One of the big concerns with the U.S. plan is that 98 per cent of those living in poorer nations have yet to receive even a single dose of the vaccine. According to the Lancet, by August 9, of the 4.46 billion doses that had been administered globally, only 12.6 million were in low-income countries.

The Infectious Diseases Society of America said in a statement Wednesday that there needs to be a “thorough and transparent evaluation of the evidence” before Americans receive booster shots.

“Making supplemental doses available to individuals in the U.S. must be done in concert with maximizing efforts to provide COVID-19 vaccination to low- and middle-income countries,” the statement says. “We cannot successfully end this pandemic without global vaccine equity.”

World health officials are calling third shots for the wealthy shameful.

“Vaccine injustice is a shame on all humanity,” WHO Director-General Tedros Adhanom Ghebreyesus said in Wednesday’s press conference. “And if we don’t tackle it together, we will prolong the acute stage of this pandemic for years, when it could be over in a matter of months.”

On August 4, WHO called for a moratorium on booster shots in high-income countries until at least the end of September, in order to allow other countries a chance to protect their citizens with those crucial first and second doses.

"We're planning to hand extra life jackets to people who already have life jackets, while we're leaving other people to drown without a single life jacket,” Dr.

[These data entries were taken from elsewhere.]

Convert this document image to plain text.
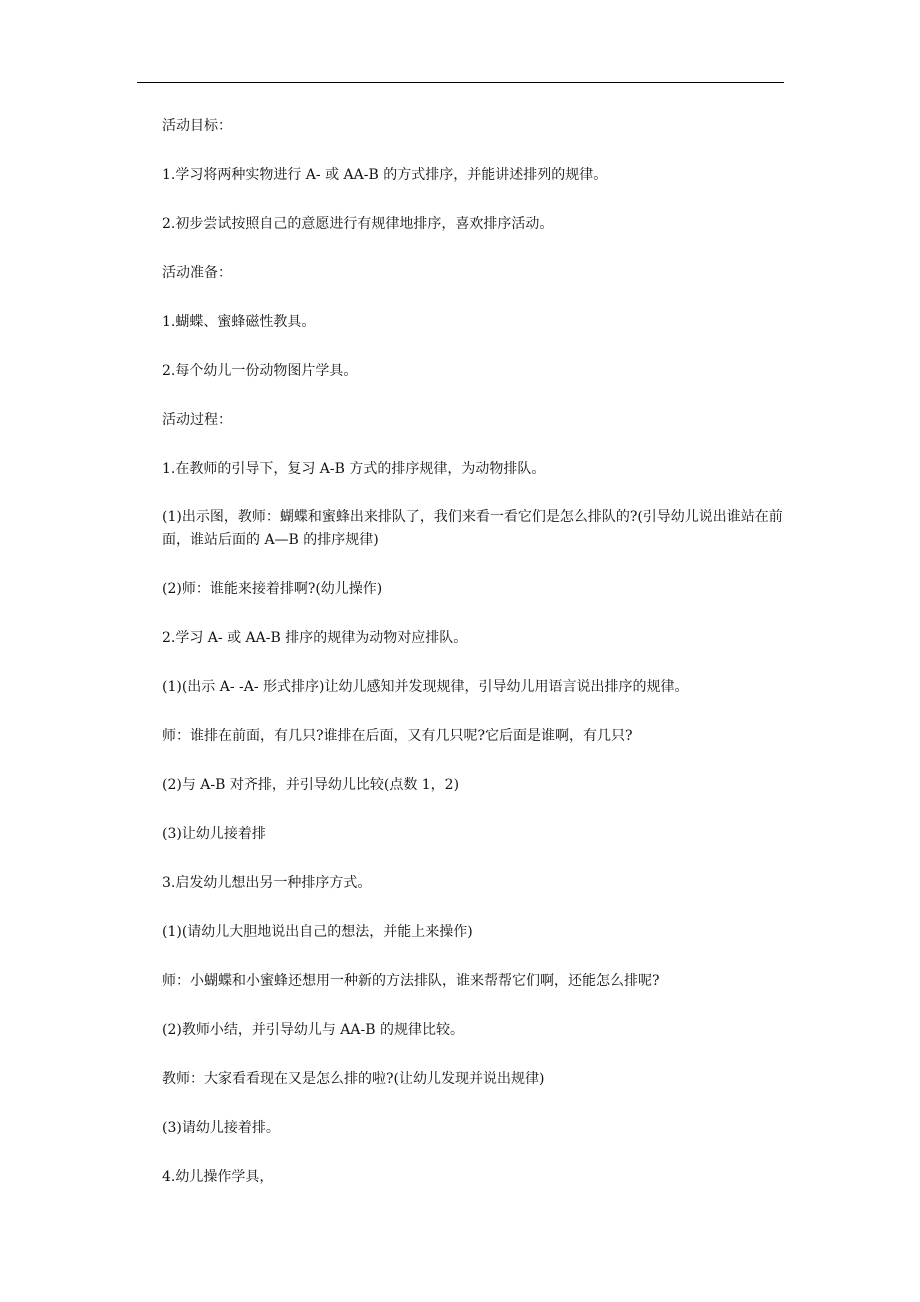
活动目标：

1.学习将两种实物进行 A- 或 AA-B 的方式排序，并能讲述排列的规律。

2.初步尝试按照自己的意愿进行有规律地排序，喜欢排序活动。

活动准备：

1.蝴蝶、蜜蜂磁性教具。

2.每个幼儿一份动物图片学具。

活动过程：

1.在教师的引导下，复习 A-B 方式的排序规律，为动物排队。

(1)出示图，教师：蝴蝶和蜜蜂出来排队了，我们来看一看它们是怎么排队的?(引导幼儿说出谁站在前面，谁站后面的 A—B 的排序规律)

(2)师：谁能来接着排啊?(幼儿操作)

2.学习 A- 或 AA-B 排序的规律为动物对应排队。

(1)(出示 A- -A- 形式排序)让幼儿感知并发现规律，引导幼儿用语言说出排序的规律。

师：谁排在前面，有几只?谁排在后面，又有几只呢?它后面是谁啊，有几只?

(2)与 A-B 对齐排，并引导幼儿比较(点数 1，2)

(3)让幼儿接着排

3.启发幼儿想出另一种排序方式。

(1)(请幼儿大胆地说出自己的想法，并能上来操作)

师：小蝴蝶和小蜜蜂还想用一种新的方法排队，谁来帮帮它们啊，还能怎么排呢?

(2)教师小结，并引导幼儿与 AA-B 的规律比较。

教师：大家看看现在又是怎么排的啦?(让幼儿发现并说出规律)

(3)请幼儿接着排。

4.幼儿操作学具，
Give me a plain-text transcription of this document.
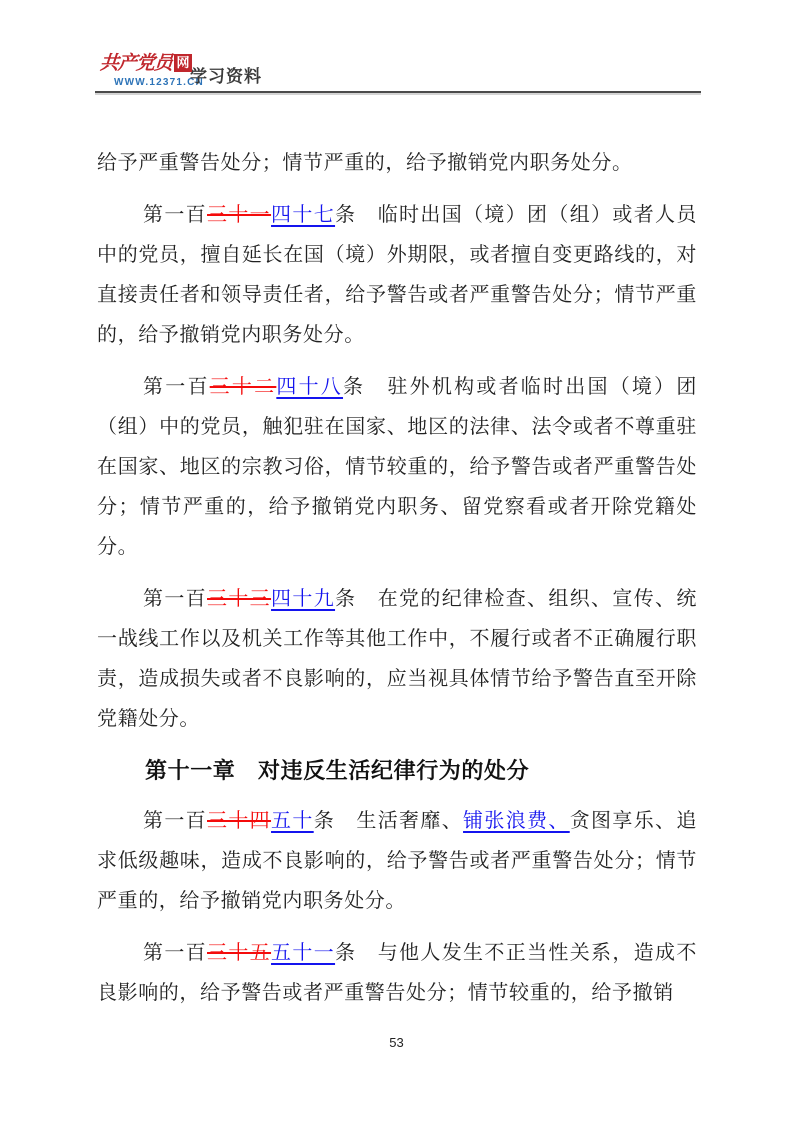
共产党员 网
WWW.12371.CN
学习资料

给予严重警告处分；情节严重的，给予撤销党内职务处分。

第一百三十一四十七条　临时出国（境）团（组）或者人员中的党员，擅自延长在国（境）外期限，或者擅自变更路线的，对直接责任者和领导责任者，给予警告或者严重警告处分；情节严重的，给予撤销党内职务处分。

第一百三十二四十八条　驻外机构或者临时出国（境）团（组）中的党员，触犯驻在国家、地区的法律、法令或者不尊重驻在国家、地区的宗教习俗，情节较重的，给予警告或者严重警告处分；情节严重的，给予撤销党内职务、留党察看或者开除党籍处分。

第一百三十三四十九条　在党的纪律检查、组织、宣传、统一战线工作以及机关工作等其他工作中，不履行或者不正确履行职责，造成损失或者不良影响的，应当视具体情节给予警告直至开除党籍处分。

第十一章　对违反生活纪律行为的处分

第一百三十四五十条　生活奢靡、铺张浪费、贪图享乐、追求低级趣味，造成不良影响的，给予警告或者严重警告处分；情节严重的，给予撤销党内职务处分。

第一百三十五五十一条　与他人发生不正当性关系，造成不良影响的，给予警告或者严重警告处分；情节较重的，给予撤销

53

Mike Ryan, executive director of the WHO Health Emergencies Programme, said in press conference Wednesday. “That's the reality.”

Some experts say that while there is evidence that booster shots may be helpful in the future, getting the rest of the planet vaccinated is more important than wealthy nations stocking up on extra shots.

Jesse L. Goodman, a professor of medicine at Georgetown University, said in an online Q&A with SciLine on Wednesday that while we’re seeing protection against overall infections waning some, we aren’t seeing this have an effect on hospitalization and deaths.

“So far vaccine protection against those more severe manifestations is holding up well,” he stated.

To address more severe outcomes, “we really need to focus first on vaccinating the unvaccinated, both here in the U.S. and globally,” he added.

“Booster shots may help protect some people, particularly our most vulnerable individuals, but are far less likely to impact the overall curve of the pandemic.”

Bogoch said it’s highly likely that we will require booster shots at some point, but added that vaccine manufacturers are already looking at creating vaccines targeted at current variants, and that future booster shots could come from this work as opposed to the existing vaccines.

“I think it's pretty clear that we'll probably need a booster vaccine at some point,” he said. “That should be on our radar.”

However, many experts believe that other developed nations, including Canada, will eventually follow the U.S. in offering third doses soon to citizens, a vaccine nationalism that they agree may not be the best medicine.